Last weekend I flipped over to The Weather Channel website and there it was: snow.
Granted, it was snow mixed with rain and more than a week away, but there on my computer screen was the flashing icon indicating true wintry weather.
And just as quickly, it was gone -- replaced with a partly cloudy and moderately cold Sunday.
Now, I am a son of the South. I love the spring and summer months for the fishing and the golf. I don't mind fall, when you can add football to the mix. I don't like winter.
Except the snow. My year just isn't complete without a little of the white stuff. In this life, a little snow must fall. (So, yes, there are a lot of incomplete years from growing up in Thomson in my past.)
Of course, the best thing about the snow when I was a child was the excuse to miss school. There was nothing better than waking up on a cold morning, seeing everything white and knowing that I could either sleep in or go play without worrying about class.
Usually I just rode my bike around or talked Dad into building a snowman with me.
Nowadays, I'm not so lucky. In the newspaper world, there are no snow days. In fact, you can plan on working harder -- snow is always a big story, whether an inch fell or a foot covers the ground.

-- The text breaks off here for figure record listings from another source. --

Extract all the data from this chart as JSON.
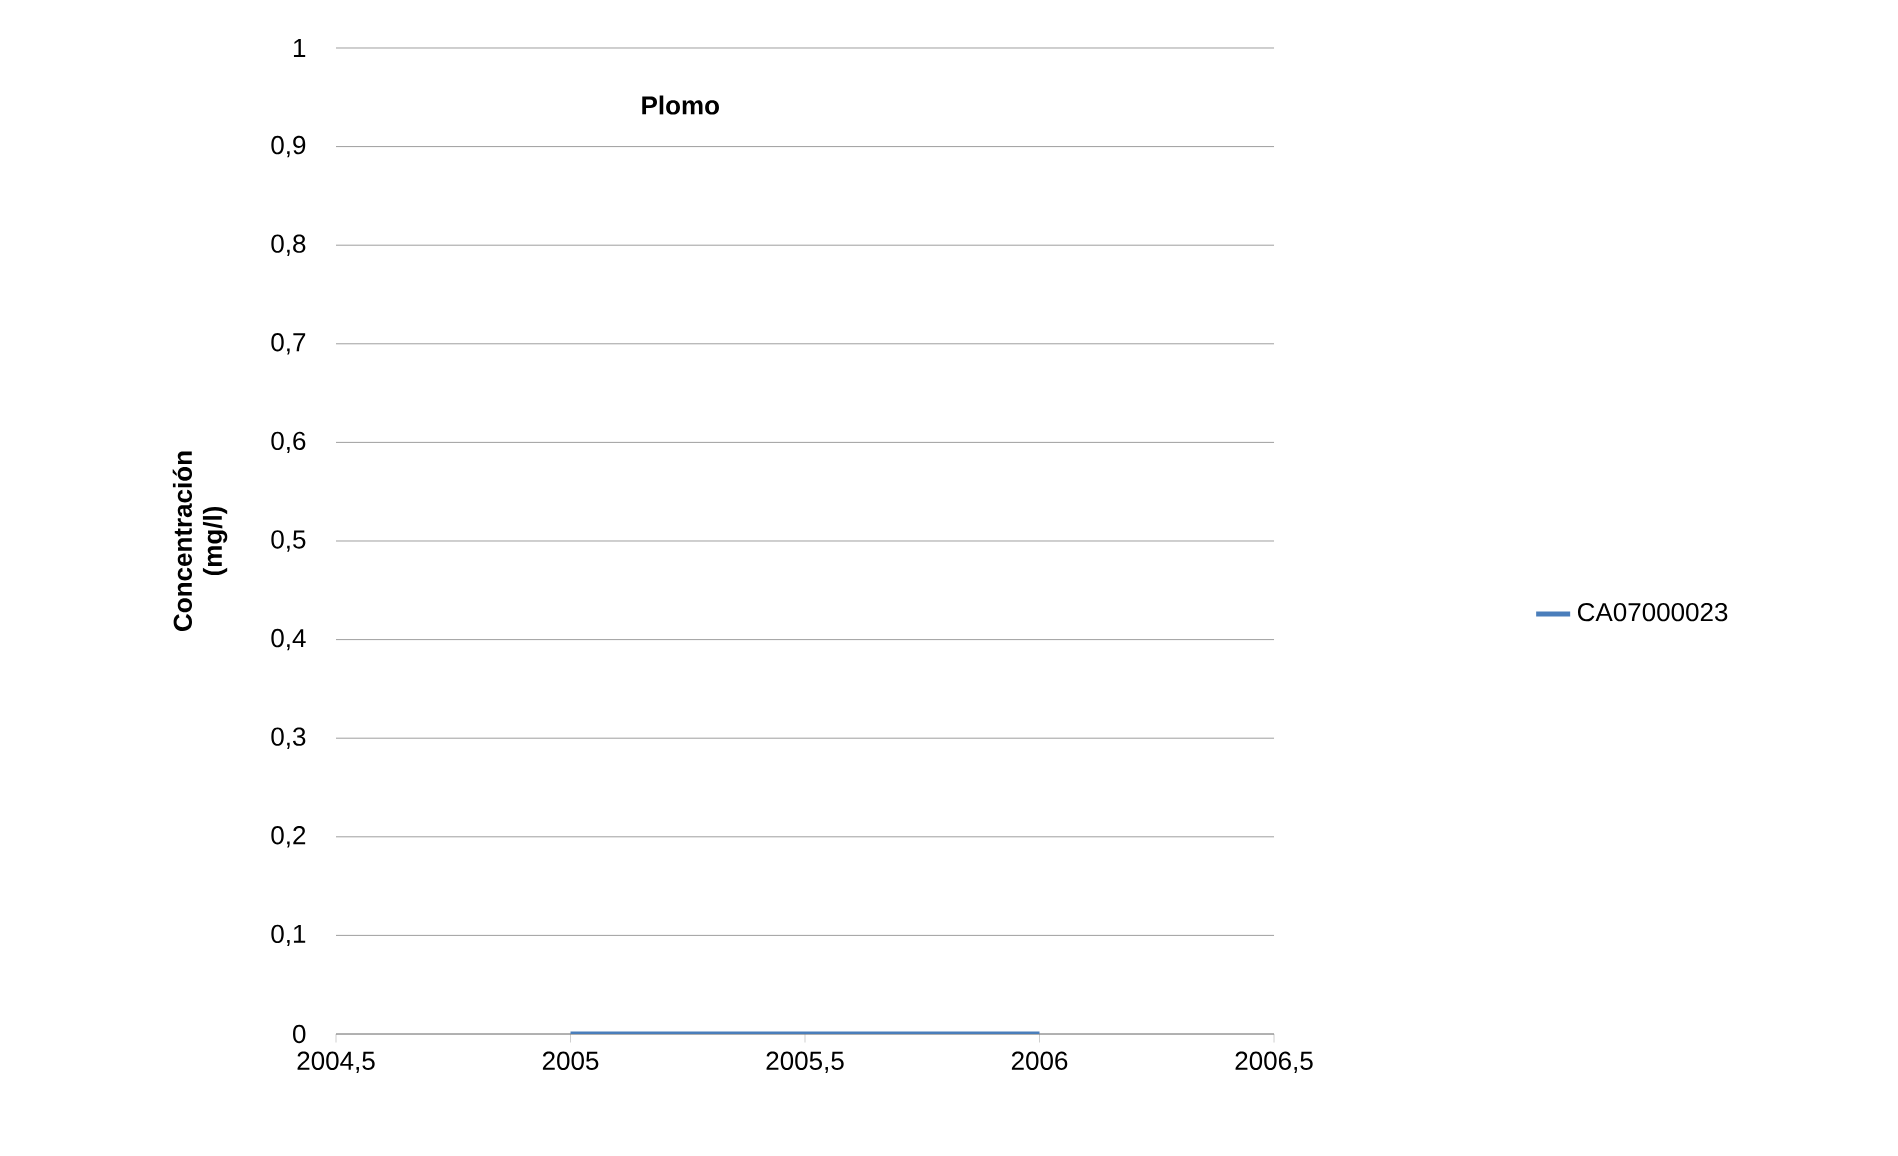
{
  "chart_data": {
    "type": "line",
    "title": "Plomo",
    "ylabel": "Concentración (mg/l)",
    "x": [
      2005,
      2006
    ],
    "series": [
      {
        "name": "CA07000023",
        "color": "#4a7ebb",
        "values": [
          0,
          0
        ]
      }
    ],
    "xlim": [
      2004.5,
      2006.5
    ],
    "xticks": [
      {
        "value": 2004.5,
        "label": "2004,5"
      },
      {
        "value": 2005,
        "label": "2005"
      },
      {
        "value": 2005.5,
        "label": "2005,5"
      },
      {
        "value": 2006,
        "label": "2006"
      },
      {
        "value": 2006.5,
        "label": "2006,5"
      }
    ],
    "ylim": [
      0,
      1
    ],
    "yticks": [
      {
        "value": 0,
        "label": "0"
      },
      {
        "value": 0.1,
        "label": "0,1"
      },
      {
        "value": 0.2,
        "label": "0,2"
      },
      {
        "value": 0.3,
        "label": "0,3"
      },
      {
        "value": 0.4,
        "label": "0,4"
      },
      {
        "value": 0.5,
        "label": "0,5"
      },
      {
        "value": 0.6,
        "label": "0,6"
      },
      {
        "value": 0.7,
        "label": "0,7"
      },
      {
        "value": 0.8,
        "label": "0,8"
      },
      {
        "value": 0.9,
        "label": "0,9"
      },
      {
        "value": 1,
        "label": "1"
      }
    ],
    "grid": "y",
    "legend": "right"
  }
}
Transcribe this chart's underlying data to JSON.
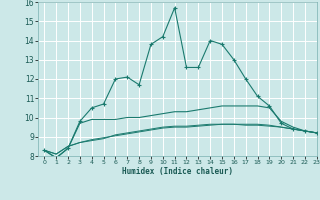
{
  "title": "",
  "xlabel": "Humidex (Indice chaleur)",
  "bg_color": "#cce8e8",
  "grid_color": "#ffffff",
  "line_color": "#1a7a6e",
  "xlim": [
    -0.5,
    23
  ],
  "ylim": [
    8,
    16
  ],
  "xticks": [
    0,
    1,
    2,
    3,
    4,
    5,
    6,
    7,
    8,
    9,
    10,
    11,
    12,
    13,
    14,
    15,
    16,
    17,
    18,
    19,
    20,
    21,
    22,
    23
  ],
  "yticks": [
    8,
    9,
    10,
    11,
    12,
    13,
    14,
    15,
    16
  ],
  "line1_x": [
    0,
    1,
    2,
    3,
    4,
    5,
    6,
    7,
    8,
    9,
    10,
    11,
    12,
    13,
    14,
    15,
    16,
    17,
    18,
    19,
    20,
    21,
    22,
    23
  ],
  "line1_y": [
    8.3,
    7.9,
    8.4,
    9.8,
    10.5,
    10.7,
    12.0,
    12.1,
    11.7,
    13.8,
    14.2,
    15.7,
    12.6,
    12.6,
    14.0,
    13.8,
    13.0,
    12.0,
    11.1,
    10.6,
    9.7,
    9.4,
    9.3,
    9.2
  ],
  "line2_x": [
    0,
    1,
    2,
    3,
    4,
    5,
    6,
    7,
    8,
    9,
    10,
    11,
    12,
    13,
    14,
    15,
    16,
    17,
    18,
    19,
    20,
    21,
    22,
    23
  ],
  "line2_y": [
    8.3,
    7.9,
    8.4,
    9.7,
    9.9,
    9.9,
    9.9,
    10.0,
    10.0,
    10.1,
    10.2,
    10.3,
    10.3,
    10.4,
    10.5,
    10.6,
    10.6,
    10.6,
    10.6,
    10.5,
    9.8,
    9.5,
    9.3,
    9.2
  ],
  "line3_x": [
    0,
    1,
    2,
    3,
    4,
    5,
    6,
    7,
    8,
    9,
    10,
    11,
    12,
    13,
    14,
    15,
    16,
    17,
    18,
    19,
    20,
    21,
    22,
    23
  ],
  "line3_y": [
    8.3,
    8.1,
    8.5,
    8.7,
    8.8,
    8.9,
    9.1,
    9.2,
    9.3,
    9.4,
    9.5,
    9.55,
    9.55,
    9.6,
    9.65,
    9.65,
    9.65,
    9.6,
    9.6,
    9.55,
    9.5,
    9.4,
    9.3,
    9.2
  ],
  "line4_x": [
    0,
    1,
    2,
    3,
    4,
    5,
    6,
    7,
    8,
    9,
    10,
    11,
    12,
    13,
    14,
    15,
    16,
    17,
    18,
    19,
    20,
    21,
    22,
    23
  ],
  "line4_y": [
    8.3,
    8.1,
    8.5,
    8.7,
    8.85,
    8.95,
    9.05,
    9.15,
    9.25,
    9.35,
    9.45,
    9.5,
    9.5,
    9.55,
    9.6,
    9.65,
    9.65,
    9.65,
    9.65,
    9.6,
    9.5,
    9.4,
    9.3,
    9.2
  ]
}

On snow days, the newspaper's world revolves around accidents. I don't know what it is about snow that makes people think, "Hey, why don't I take a drive? A little snow and ice can't hurt..." Maybe it is the vanilla, milk and sugar they need to make "snow ice cream," as my wife calls it. Maybe it's the irrational fear of a blizzard and they want to get to a grocery store to stock up. Maybe they just want to ride around and look at the other idiots tempting fate.
Not that I haven't had my own snow mishap. I don't think my mom knows to this day (scratch that, knew until this morning) that I once slid her car off a dirt road near Mesena Road.
I still do not take blame for the mishap -- which left the car completely undamaged. The road curved, the car decided to slide straight in the icy mud. What was I to do?
Come to think of it, I haven't had a lot of luck traveling in icy conditions around Thomson over the years.
I remember one year at Thomson High School, the snow started falling during the day, distracting students who did little more than peer out the window for the rest of class. The ice also covered nearly every inch of pavement on the campus in a thin sheet of slick ice.
That's the same day I did a perfect dismount down a flight of cement steps. For some reason, iced cement seems much harder than regular cement. And wetter. After the pain stopped, my clothes were still wet and cold.
Maybe I don't like snow that much after all.